Me quedo sentada, mirándolos, pensando en que Rafa no puede correrme porque mi madre es la cocinera que falleció porque no la aseguraron, ni le prestaron dinero para su operación y para que yo no demandara tuvo que ofrecerme trabajo. Veo que llega por mí el pintor que conocí el sábado, no es tan guapo como lo recordaba, me dobla la edad, tiene los dientes podridos y la piel maltratada.

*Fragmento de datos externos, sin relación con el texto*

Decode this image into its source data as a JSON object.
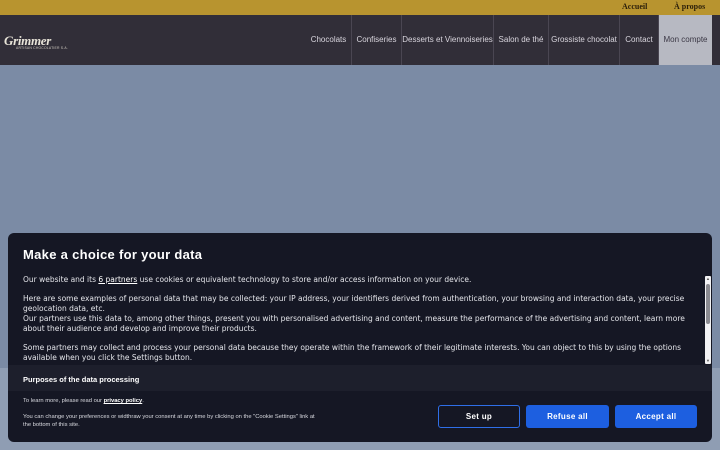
{
  "topbar": {
    "links": [
      "Accueil",
      "À propos"
    ]
  },
  "logo": {
    "brand": "Grimmer",
    "tagline": "ARTISAN CHOCOLATIER S.A."
  },
  "nav": {
    "items": [
      "Chocolats",
      "Confiseries",
      "Desserts et Viennoiseries",
      "Salon de thé",
      "Grossiste chocolat",
      "Contact",
      "Mon compte"
    ]
  },
  "modal": {
    "title": "Make a choice for your data",
    "intro_prefix": "Our website and its ",
    "intro_link": "6 partners",
    "intro_suffix": " use cookies or equivalent technology to store and/or access information on your device.",
    "examples": "Here are some examples of personal data that may be collected: your IP address, your identifiers derived from authentication, your browsing and interaction data, your precise geolocation data, etc.",
    "use": "Our partners use this data to, among other things, present you with personalised advertising and content, measure the performance of the advertising and content, learn more about their audience and develop and improve their products.",
    "legit": "Some partners may collect and process your personal data because they operate within the framework of their legitimate interests. You can object to this by using the options available when you click the Settings button.",
    "purposes_heading": "Purposes of the data processing",
    "privacy_prefix": "To learn more, please read our ",
    "privacy_link": "privacy policy",
    "privacy_suffix": ".",
    "change_note": "You can change your preferences or widthraw your consent at any time by clicking on the \"Cookie Settings\" link at the bottom of this site.",
    "buttons": {
      "setup": "Set up",
      "refuse": "Refuse all",
      "accept": "Accept all"
    }
  },
  "colors": {
    "gold_bar": "#b8942f",
    "nav_bg": "#312e38",
    "modal_bg": "#151724",
    "button_blue": "#1d5fe0"
  }
}
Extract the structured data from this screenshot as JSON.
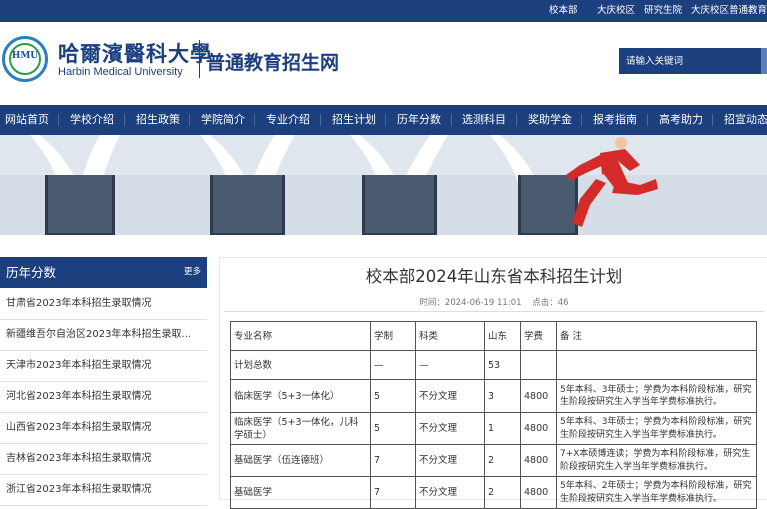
{
  "topbar": {
    "links": [
      "校本部",
      "大庆校区",
      "研究生院",
      "大庆校区普通教育"
    ]
  },
  "header": {
    "logo_text": "HMU",
    "university_cn": "哈爾濱醫科大學",
    "university_en": "Harbin Medical University",
    "site_title": "普通教育招生网",
    "search_placeholder": "请输入关键词"
  },
  "nav": {
    "items": [
      "网站首页",
      "学校介绍",
      "招生政策",
      "学院简介",
      "专业介绍",
      "招生计划",
      "历年分数",
      "选测科目",
      "奖助学金",
      "报考指南",
      "高考助力",
      "招宣动态"
    ]
  },
  "colors": {
    "brand": "#1c3f7d",
    "accent_red": "#d42a2a"
  },
  "sidebar": {
    "title": "历年分数",
    "more": "更多",
    "items": [
      "甘肃省2023年本科招生录取情况",
      "新疆维吾尔自治区2023年本科招生录取...",
      "天津市2023年本科招生录取情况",
      "河北省2023年本科招生录取情况",
      "山西省2023年本科招生录取情况",
      "吉林省2023年本科招生录取情况",
      "浙江省2023年本科招生录取情况"
    ]
  },
  "article": {
    "title": "校本部2024年山东省本科招生计划",
    "time_label": "时间：2024-06-19 11:01",
    "clicks_label": "点击：46",
    "table": {
      "headers": [
        "专业名称",
        "学制",
        "科类",
        "山东",
        "学费",
        "备 注"
      ],
      "rows": [
        [
          "计划总数",
          "—",
          "—",
          "53",
          "",
          ""
        ],
        [
          "临床医学（5+3一体化）",
          "5",
          "不分文理",
          "3",
          "4800",
          "5年本科、3年硕士；学费为本科阶段标准，研究生阶段按研究生入学当年学费标准执行。"
        ],
        [
          "临床医学（5+3一体化，儿科学硕士）",
          "5",
          "不分文理",
          "1",
          "4800",
          "5年本科、3年硕士；学费为本科阶段标准，研究生阶段按研究生入学当年学费标准执行。"
        ],
        [
          "基础医学（伍连德班）",
          "7",
          "不分文理",
          "2",
          "4800",
          "7+X本硕博连读；学费为本科阶段标准，研究生阶段按研究生入学当年学费标准执行。"
        ],
        [
          "基础医学",
          "7",
          "不分文理",
          "2",
          "4800",
          "5年本科、2年硕士；学费为本科阶段标准，研究生阶段按研究生入学当年学费标准执行。"
        ]
      ]
    }
  }
}
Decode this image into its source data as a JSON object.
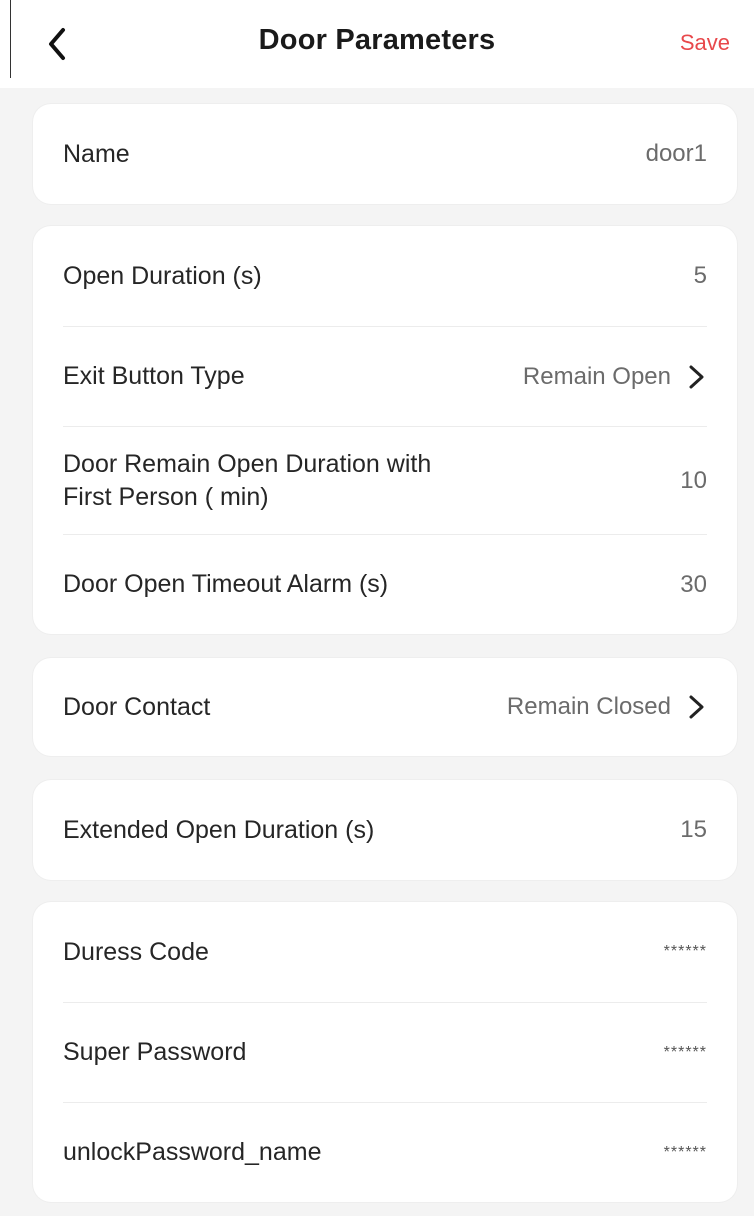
{
  "header": {
    "title": "Door Parameters",
    "save_label": "Save",
    "back_icon": "chevron-left-icon",
    "save_color": "#e8484b"
  },
  "rows": {
    "name": {
      "label": "Name",
      "value": "door1"
    },
    "open_duration": {
      "label": "Open Duration (s)",
      "value": "5"
    },
    "exit_button_type": {
      "label": "Exit Button Type",
      "value": "Remain Open",
      "icon": "chevron-right-icon"
    },
    "first_person_duration": {
      "label": "Door Remain Open Duration with First Person ( min)",
      "value": "10"
    },
    "open_timeout_alarm": {
      "label": "Door Open Timeout Alarm (s)",
      "value": "30"
    },
    "door_contact": {
      "label": "Door Contact",
      "value": "Remain Closed",
      "icon": "chevron-right-icon"
    },
    "extended_open_duration": {
      "label": "Extended Open Duration (s)",
      "value": "15"
    },
    "duress_code": {
      "label": "Duress Code",
      "value": "******"
    },
    "super_password": {
      "label": "Super Password",
      "value": "******"
    },
    "unlock_password": {
      "label": "unlockPassword_name",
      "value": "******"
    }
  }
}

Nos vamos tomados de la mano a la parada del camión y veo que desde los vitrales del restaurante me ven mis compañeras, con pena, con morbo, con satisfacción; alegrándose de esa escena sin ser ellas las protagonistas y sentirse felices de que ellas no son yo. El pintor me agarra una nalga y tomamos la ruta que nos llevará al bar, a un motel de paso, a su casa, a una noche bajo la luna, a un rincón sin nombre para tomarnos la última ronda.